Comprehensive General Answer

The NIST Cybersecurity Framework (CSF) provides organizations with a structured method to build or enhance their cybersecurity posture. To illustrate implementation, I would take the following steps:

1⃣ Identify Current State
Assess existing cybersecurity capabilities and risks, including assets, data sensitivity, and critical infrastructure dependencies (Lewis, 2020).
2⃣ Determine Target State
Define where the organization aims to be based on industry standards, threats, and regulatory requirements.
3⃣ Gap Analysis & Prioritization
Compare current conditions to target goals and prioritize actions by likelihood and impact of threats.
4⃣ Develop & Implement Action Plans
Apply appropriate controls across the framework’s core functions—Identify, Protect, Detect, Respond, Recover.
5⃣ Monitor, Evaluate, Improve
Cybersecurity needs continuous review, updating policies, training, and technologies as threats evolve.
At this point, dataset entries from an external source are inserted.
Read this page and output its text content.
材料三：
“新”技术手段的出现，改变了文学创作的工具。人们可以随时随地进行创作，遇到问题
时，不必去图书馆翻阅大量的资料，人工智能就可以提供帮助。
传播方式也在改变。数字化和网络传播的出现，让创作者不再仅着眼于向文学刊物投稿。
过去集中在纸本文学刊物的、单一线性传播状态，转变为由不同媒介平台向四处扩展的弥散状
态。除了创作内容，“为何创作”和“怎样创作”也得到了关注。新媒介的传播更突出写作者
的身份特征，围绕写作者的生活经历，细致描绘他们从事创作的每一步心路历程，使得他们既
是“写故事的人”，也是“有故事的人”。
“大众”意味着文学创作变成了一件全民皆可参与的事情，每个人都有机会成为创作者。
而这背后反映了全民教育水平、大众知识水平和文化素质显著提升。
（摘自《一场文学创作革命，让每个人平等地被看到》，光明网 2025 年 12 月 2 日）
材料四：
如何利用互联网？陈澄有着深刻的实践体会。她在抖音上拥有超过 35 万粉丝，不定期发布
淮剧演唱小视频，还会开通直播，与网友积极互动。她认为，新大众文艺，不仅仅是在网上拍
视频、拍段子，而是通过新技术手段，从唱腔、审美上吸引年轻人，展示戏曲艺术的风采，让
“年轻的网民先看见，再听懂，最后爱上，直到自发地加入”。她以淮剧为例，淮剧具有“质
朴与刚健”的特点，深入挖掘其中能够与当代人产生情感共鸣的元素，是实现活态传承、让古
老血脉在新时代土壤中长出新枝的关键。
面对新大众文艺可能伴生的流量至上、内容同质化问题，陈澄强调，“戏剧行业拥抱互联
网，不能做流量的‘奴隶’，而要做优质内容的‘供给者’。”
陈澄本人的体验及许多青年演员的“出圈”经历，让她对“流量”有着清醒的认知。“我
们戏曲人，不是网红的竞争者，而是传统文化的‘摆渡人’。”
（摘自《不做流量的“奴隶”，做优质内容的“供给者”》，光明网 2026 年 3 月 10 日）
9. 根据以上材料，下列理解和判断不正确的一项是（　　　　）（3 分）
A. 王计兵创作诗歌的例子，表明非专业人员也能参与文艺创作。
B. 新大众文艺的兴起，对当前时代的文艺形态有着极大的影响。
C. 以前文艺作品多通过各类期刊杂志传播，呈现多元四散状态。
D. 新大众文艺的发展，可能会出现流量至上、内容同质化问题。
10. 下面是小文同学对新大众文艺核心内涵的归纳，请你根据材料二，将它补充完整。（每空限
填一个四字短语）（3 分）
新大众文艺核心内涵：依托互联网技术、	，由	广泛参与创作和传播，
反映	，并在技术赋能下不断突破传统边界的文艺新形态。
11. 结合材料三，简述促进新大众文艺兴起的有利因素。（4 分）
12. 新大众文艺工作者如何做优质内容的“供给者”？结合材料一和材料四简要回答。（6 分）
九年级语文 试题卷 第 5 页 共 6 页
Key Messages & Ideas Taken from the Course

A major takeaway is the recognition that critical infrastructure is deeply interconnected, meaning a vulnerability in one sector can cascade into others. The course emphasized that cybersecurity is not solely a technical function—it requires organizational policy, leadership engagement, and risk-informed decision-making (Lewis, 2020).

Another key message is the importance of defense in depth, integrating multiple layers of security to reduce single points of failure.

What Surprised Me

I was surprised by how much human behavior and organizational culture impact cybersecurity success. Technical controls alone are not enough — training and awareness are vital.
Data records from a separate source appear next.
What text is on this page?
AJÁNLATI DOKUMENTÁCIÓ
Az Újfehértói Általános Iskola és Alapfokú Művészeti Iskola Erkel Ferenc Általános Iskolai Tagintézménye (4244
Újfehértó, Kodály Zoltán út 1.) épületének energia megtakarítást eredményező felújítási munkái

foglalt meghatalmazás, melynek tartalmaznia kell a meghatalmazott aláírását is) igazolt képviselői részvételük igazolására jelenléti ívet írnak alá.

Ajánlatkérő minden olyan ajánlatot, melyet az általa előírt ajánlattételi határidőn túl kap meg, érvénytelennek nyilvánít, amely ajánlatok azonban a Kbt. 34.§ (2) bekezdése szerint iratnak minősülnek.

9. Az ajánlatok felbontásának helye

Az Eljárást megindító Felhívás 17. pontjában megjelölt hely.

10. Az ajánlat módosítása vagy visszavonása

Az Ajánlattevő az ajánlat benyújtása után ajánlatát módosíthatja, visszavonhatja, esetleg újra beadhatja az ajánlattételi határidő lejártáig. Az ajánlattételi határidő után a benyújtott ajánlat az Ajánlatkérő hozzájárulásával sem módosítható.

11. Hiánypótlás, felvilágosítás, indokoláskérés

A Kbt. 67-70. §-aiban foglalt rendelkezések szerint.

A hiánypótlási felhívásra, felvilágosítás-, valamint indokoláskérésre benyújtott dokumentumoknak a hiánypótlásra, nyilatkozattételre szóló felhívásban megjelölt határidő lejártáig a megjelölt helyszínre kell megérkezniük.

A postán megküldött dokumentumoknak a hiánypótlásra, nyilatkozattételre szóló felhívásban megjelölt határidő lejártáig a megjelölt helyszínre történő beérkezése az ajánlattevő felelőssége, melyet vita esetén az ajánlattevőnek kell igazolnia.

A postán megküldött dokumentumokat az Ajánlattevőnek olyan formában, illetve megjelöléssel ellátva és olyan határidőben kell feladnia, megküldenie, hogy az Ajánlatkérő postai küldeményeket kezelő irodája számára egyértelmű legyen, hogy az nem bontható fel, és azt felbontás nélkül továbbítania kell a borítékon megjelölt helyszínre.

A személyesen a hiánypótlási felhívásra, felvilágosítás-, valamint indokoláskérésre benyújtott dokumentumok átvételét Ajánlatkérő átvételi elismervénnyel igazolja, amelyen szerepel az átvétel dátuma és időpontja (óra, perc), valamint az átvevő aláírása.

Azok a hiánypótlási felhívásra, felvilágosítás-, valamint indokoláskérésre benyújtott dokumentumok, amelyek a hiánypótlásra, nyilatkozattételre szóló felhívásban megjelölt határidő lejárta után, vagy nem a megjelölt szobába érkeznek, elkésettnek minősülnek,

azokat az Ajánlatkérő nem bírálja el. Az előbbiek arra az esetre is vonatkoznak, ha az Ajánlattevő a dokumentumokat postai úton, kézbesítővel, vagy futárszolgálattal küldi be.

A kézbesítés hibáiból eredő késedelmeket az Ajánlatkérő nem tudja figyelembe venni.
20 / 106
What Has Changed in My Perspective

I now better understand cybersecurity as a national security issue, not just an IT concern. Threats to power grids, healthcare networks, and communication systems can disrupt the entire nation.
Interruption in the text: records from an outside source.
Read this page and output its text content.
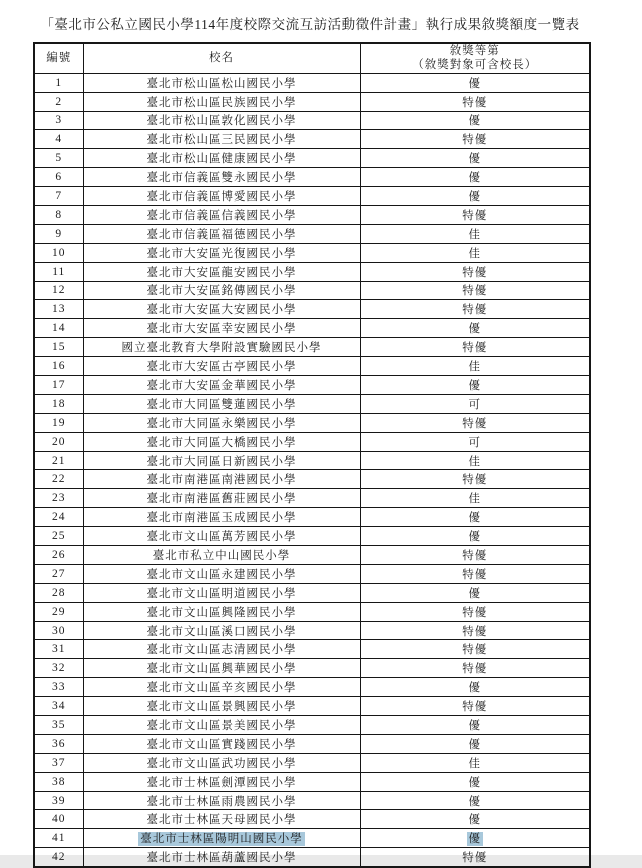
「臺北市公私立國民小學114年度校際交流互訪活動徵件計畫」執行成果敘獎額度一覽表
編號	校名	敘獎等第
（敘獎對象可含校長）

1	臺北市松山區松山國民小學	優
2	臺北市松山區民族國民小學	特優
3	臺北市松山區敦化國民小學	優
4	臺北市松山區三民國民小學	特優
5	臺北市松山區健康國民小學	優
6	臺北市信義區雙永國民小學	優
7	臺北市信義區博愛國民小學	優
8	臺北市信義區信義國民小學	特優
9	臺北市信義區福德國民小學	佳
10	臺北市大安區光復國民小學	佳
11	臺北市大安區龍安國民小學	特優
12	臺北市大安區銘傳國民小學	特優
13	臺北市大安區大安國民小學	特優
14	臺北市大安區幸安國民小學	優
15	國立臺北教育大學附設實驗國民小學	特優
16	臺北市大安區古亭國民小學	佳
17	臺北市大安區金華國民小學	優
18	臺北市大同區雙蓮國民小學	可
19	臺北市大同區永樂國民小學	特優
20	臺北市大同區大橋國民小學	可
21	臺北市大同區日新國民小學	佳
22	臺北市南港區南港國民小學	特優
23	臺北市南港區舊莊國民小學	佳
24	臺北市南港區玉成國民小學	優
25	臺北市文山區萬芳國民小學	優
26	臺北市私立中山國民小學	特優
27	臺北市文山區永建國民小學	特優
28	臺北市文山區明道國民小學	優
29	臺北市文山區興隆國民小學	特優
30	臺北市文山區溪口國民小學	特優
31	臺北市文山區志清國民小學	特優
32	臺北市文山區興華國民小學	特優
33	臺北市文山區辛亥國民小學	優
34	臺北市文山區景興國民小學	特優
35	臺北市文山區景美國民小學	優
36	臺北市文山區實踐國民小學	優
37	臺北市文山區武功國民小學	佳
38	臺北市士林區劍潭國民小學	優
39	臺北市士林區雨農國民小學	優
40	臺北市士林區天母國民小學	優
41	臺北市士林區陽明山國民小學	優
42	臺北市士林區葫蘆國民小學	特優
Application to Professional Practice

Going forward, I would adopt a risk-driven mindset in my cybersecurity work. I plan to:

• Incorporate NIST CSF into organizational planning

• Promote continuous monitoring and improvement

• Advocate for stronger employee security awareness programs

This course reinforced that protecting critical infrastructure requires collaboration, vigilance, and proactive planning.

Reference — APA 7 Format

Lewis, T. G. (2020). Critical infrastructure protection in homeland security: Defending a networked nation (3rd ed.). Wiley.